Zinn restera connu comme l'auteur de la célèbre "Histoire Populaire des Etats-Unis", une révolution pour les historiens Américains trop souvent habités par la fascination des figures historiques et la caution implicite apportée au "récit" (narrative) dominant.
En écrivant son "Histoire Populaire", Zinn avait en effet prit à contrepied la plupart des historiens en racontant l'histoire des Etats-Unis du point de vue des opprimés, des laissés pour compte, et des victimes en tout genre de l'Histoire. La conquête de l'ouest du point de vue des indiens, la révolution industrielle du point de vue des ouvriers et des syndicalistes, ou encore la Guerre Froide pour l'américain moyen ne sont que quelques chapitres d'un immense ouvrage constamment remis à jour, appuyé par un impressionnant travail de recherche.
Ainsi, puisque le choix de certains événements et l'importance qui leur est accordée signalent inévitablement le parti pris de l'historien, je préfère tenter de dire l'histoire de la découverte de l'Amérique du point de vue des Arawaks, l'histoire de la Constitution du point de vue des esclaves, celle d'Andrew Jackson vue par les Cherokees, la guerre de Sécession par les Irlandais de New-York, celle contre le Mexique par les déserteurs de l'armée de Scott, l'essor industriel à travers le regard d'une jeune femme des ateliers textiles de Lowell, la guerre hispano-américaine à travers celui des Cubains, la conquête des Philippines telle qu'en témoignent les soldats noirs de Luson, l'Âge d'or par les fermiers du Sud, la Première Guerre mondiale par les socialistes et la suivante par les pacifistes, le New Deal par les Noirs de Harlem, l'impérialisme américain de l'après-guerre par les péons d'Amérique latine, etc.

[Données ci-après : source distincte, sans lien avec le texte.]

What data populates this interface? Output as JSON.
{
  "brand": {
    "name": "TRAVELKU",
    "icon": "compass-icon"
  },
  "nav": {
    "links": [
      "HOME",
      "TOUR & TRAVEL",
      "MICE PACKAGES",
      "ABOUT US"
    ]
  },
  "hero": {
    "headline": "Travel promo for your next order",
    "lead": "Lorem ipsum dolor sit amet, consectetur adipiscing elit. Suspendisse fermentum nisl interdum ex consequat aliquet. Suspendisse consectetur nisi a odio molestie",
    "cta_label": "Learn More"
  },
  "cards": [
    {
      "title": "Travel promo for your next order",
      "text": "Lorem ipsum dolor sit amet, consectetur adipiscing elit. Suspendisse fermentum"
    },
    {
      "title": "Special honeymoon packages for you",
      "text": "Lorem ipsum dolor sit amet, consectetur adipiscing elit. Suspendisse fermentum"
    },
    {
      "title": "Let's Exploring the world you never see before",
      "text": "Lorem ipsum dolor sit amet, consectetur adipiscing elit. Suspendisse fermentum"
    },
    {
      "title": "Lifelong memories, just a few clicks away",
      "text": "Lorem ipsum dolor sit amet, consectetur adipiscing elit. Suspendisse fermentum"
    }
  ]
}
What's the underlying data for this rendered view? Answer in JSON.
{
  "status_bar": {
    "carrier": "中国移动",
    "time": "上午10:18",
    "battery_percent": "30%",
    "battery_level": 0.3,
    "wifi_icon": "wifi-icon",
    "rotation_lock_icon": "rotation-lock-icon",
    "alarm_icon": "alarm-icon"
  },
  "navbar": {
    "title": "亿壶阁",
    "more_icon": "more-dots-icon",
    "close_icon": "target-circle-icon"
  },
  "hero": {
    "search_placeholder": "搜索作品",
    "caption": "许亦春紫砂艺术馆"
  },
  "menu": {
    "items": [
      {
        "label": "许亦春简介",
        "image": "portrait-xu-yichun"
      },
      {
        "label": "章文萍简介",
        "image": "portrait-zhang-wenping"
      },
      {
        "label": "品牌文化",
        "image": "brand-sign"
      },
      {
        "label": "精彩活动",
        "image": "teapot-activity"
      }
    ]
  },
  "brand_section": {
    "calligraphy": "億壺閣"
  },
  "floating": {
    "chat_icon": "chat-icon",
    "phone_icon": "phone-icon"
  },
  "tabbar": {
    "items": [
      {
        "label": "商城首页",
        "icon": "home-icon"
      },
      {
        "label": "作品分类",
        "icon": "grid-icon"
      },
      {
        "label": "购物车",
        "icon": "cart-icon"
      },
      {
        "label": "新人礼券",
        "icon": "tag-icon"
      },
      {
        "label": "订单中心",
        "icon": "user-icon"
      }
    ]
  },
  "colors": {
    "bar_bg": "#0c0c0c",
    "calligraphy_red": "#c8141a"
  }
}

Par le travail de sa vie, Zinn a montré que l'histoire demeure encore et toujours écrite, non seulement par les vainqueurs, mais aussi par les classes dominantes, l'élite et l'intelligentsia, au détriment des classes populaires et des minorités, que le récit historique doit être invariablement pris avec une distance critique, que l'Histoire elle-même est un instrument utilisé pour justifier les politiques du pouvoir et de l'argent et inciter le citoyen lambda à s'en remettre à ses "leaders" plutôt que de chercher à instaurer une société juste.
Tous ces livres d'histoire américaine qui se focalisent sur les Pères Fondateurs et sur les présidents successifs pèsent lourdement sur la capacité d'action du citoyen ordinaire. Ils suggèrent qu'en temps de crise il nous faut chercher un sauveur : les Pères Fondateurs pour la Révolution, Lincoln pour la sortie de l'esclavage, Roosevelt pour la Grande Dépression, Carter pour la guerre du Vietnam et le scandale du Watergate. En revanche, entre les crises, tout va pour le mieux et il faut nous contenter du retour à la normale.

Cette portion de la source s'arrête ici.